Senin, 26 Mei 2025

14 Februari 2024 : Hujan Abu Vulkanik Bagian 1


Hari itu, 14 Februari 2014, takkan pernah kulupakan. Bukan karena hari itu dikenal sebagai Hari Kasih Sayang, tapi karena langit Surabaya berubah kelabu. Gunung Kelud yang terletak di perbatasan Kediri dan Blitar meletus dahsyat malam sebelumnya, dan pagi itu, dampaknya terasa jelas hingga ke kotaku.

Pukul 03.15 WIB. Alarm ponselku berbunyi seperti biasa. Aku bangkit, meski terasa lebih berat dari biasanya. Udara pagi itu dingin bukan hanya karena waktu masih dini, tapi juga karena langit tampak aneh—gelap pekat dan suram. Cahaya bulan nyaris tak terlihat, dan suasana terasa begitu hening, seperti ada sesuatu yang tak biasa.

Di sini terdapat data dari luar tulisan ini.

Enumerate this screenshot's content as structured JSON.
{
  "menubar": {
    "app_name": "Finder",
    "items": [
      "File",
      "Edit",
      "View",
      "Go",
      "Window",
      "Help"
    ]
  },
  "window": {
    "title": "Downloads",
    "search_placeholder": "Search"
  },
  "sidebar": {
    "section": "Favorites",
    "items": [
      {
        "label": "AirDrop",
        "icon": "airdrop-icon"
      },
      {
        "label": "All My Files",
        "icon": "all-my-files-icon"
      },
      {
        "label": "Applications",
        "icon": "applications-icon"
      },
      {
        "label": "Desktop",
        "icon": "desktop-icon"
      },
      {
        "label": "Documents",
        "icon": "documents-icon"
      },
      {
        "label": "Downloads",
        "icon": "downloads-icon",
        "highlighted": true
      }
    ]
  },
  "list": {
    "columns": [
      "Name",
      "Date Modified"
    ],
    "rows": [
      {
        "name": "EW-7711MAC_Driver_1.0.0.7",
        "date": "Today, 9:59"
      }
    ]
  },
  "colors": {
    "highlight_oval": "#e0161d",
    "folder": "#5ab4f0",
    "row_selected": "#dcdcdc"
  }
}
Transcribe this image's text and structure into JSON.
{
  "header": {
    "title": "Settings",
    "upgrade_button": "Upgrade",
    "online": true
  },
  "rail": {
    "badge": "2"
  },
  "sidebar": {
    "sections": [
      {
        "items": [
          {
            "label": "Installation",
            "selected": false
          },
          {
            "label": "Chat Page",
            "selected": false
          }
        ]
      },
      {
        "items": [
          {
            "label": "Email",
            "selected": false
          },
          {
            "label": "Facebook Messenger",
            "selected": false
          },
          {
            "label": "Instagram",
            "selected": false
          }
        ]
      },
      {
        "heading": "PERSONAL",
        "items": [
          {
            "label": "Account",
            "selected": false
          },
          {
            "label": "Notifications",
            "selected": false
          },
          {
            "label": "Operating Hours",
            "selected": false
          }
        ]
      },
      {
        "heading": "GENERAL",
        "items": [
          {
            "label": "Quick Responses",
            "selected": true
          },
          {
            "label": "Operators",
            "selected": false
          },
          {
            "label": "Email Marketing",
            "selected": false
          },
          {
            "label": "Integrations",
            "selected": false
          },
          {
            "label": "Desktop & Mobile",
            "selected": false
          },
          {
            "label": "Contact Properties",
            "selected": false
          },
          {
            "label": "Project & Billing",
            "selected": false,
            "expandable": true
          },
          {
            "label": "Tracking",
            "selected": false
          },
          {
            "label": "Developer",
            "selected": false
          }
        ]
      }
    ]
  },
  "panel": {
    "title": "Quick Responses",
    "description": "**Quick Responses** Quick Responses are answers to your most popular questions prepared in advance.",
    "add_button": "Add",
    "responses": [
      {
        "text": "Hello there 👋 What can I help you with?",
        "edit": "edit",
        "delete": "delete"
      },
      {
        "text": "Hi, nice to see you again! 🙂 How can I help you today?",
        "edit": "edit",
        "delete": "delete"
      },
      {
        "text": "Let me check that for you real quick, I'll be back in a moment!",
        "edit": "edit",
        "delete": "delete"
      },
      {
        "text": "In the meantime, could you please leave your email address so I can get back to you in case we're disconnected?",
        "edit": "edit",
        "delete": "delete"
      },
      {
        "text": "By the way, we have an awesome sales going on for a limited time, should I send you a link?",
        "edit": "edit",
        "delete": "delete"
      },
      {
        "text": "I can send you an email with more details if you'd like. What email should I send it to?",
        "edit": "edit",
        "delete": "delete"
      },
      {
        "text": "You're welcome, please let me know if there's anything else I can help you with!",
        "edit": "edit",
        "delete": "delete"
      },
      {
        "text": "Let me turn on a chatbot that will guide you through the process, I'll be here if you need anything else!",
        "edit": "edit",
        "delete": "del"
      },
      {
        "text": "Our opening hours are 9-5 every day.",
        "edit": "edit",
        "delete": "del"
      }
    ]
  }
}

Kutinggalkan rumah dengan jaket tebal dan syal menutup hidung. Sepedaku, Ketika mulai dalam perjalanan, aku merasakan semacam butiran halus menyentuh wajahku. Abu. Tipis memang, tapi cukup untuk membuat jalanan seperti diselimuti debu kelabu. Lampu jalan masih menyala, tetapi cahaya yang dipantulkannya tampak redup karena partikel abu di udara.

Jalan menuju agen koran di Bronggalan Sawah seperti lorong hampa. Sepi, tenang, tapi bukan tenang yang nyaman—melainkan tenang yang membuat bulu kuduk sedikit berdiri. Sepanjang jalan, aku melihat daun-daun pohon dan atap rumah sudah diselimuti abu tipis. Aku sesekali menunduk, menarik napas pelan lewat kain yang menutupi hidung.

Setibanya di agen, beberapa teman loper sudah duduk di pelataran trotoar. Wajah mereka tertutup masker kain seadanya, mata tampak lesu, dan suara mereka serak—entah karena kantuk, entah karena debu.


“Wah, Van… isuk iki rodok aneh, ya,” ucap Dika sambil menyeduh kopi dari termos kecil. Uapnya mengepul, tapi tertutup kabut abu.

“Iyo. Mau pas metu rumah, bapakku nyuruh pakai masker segala. Katanya Kelud meletus semalam,” jawabku, meletakkan sepeda dan ikut duduk di dekat mereka.

Kami menatap langit. Biasanya menjelang subuh, cahaya lembut mulai muncul di ufuk timur. Tapi hari itu, semuanya abu-abu. Mobil-mobil yang lewat pun jarang sekali, dan kalaupun ada, kaca depannya penuh debu, harus dibersihkan pakai lap basah.

Sambil menunggu mobil box dari Jawa Pos datang, kami mengobrol seadanya. Tidak seceria biasanya. Kali ini tak ada cerita lucu tentang pelanggan atau candaan tentang lemparan koran yang meleset. Yang ada justru kekhawatiran—apakah korannya akan tetap dikirim? Apakah pelanggan akan keluar rumah untuk mengambil koran?

Sekitar pukul 04.10, suara mobil box akhirnya terdengar. Kami langsung bangkit, dan seperti biasa, mengambil jatah koran masing-masing. Tapi kali ini, kami melakukannya dengan lebih cepat dan hati-hati. Tumpukan koran harus segera dimasukkan ke dalam tas, sebelum abu makin menempel di permukaannya.

Setelah itu kami berpencar, masing-masing melanjutkan tugas. Aku mengayuh sepedaku perlahan, mencoba tetap tenang meski jalanan terasa asing. Setiap kali berhenti di depan rumah pelanggan, aku menyeka koran sebentar sebelum meletakkannya di teras. Pikiranku terus mengingatkan: jangan sampai mereka menerima koran yang penuh abu.

Pagi itu, aku tidak mendengar suara ayam berkokok, tidak juga kicauan burung. Yang terdengar hanya suara langkah sepeda di jalan aspal yang dilapisi debu halus. Tapi di balik sunyi dan abu, aku merasakan sesuatu yang kuat: keteguhan.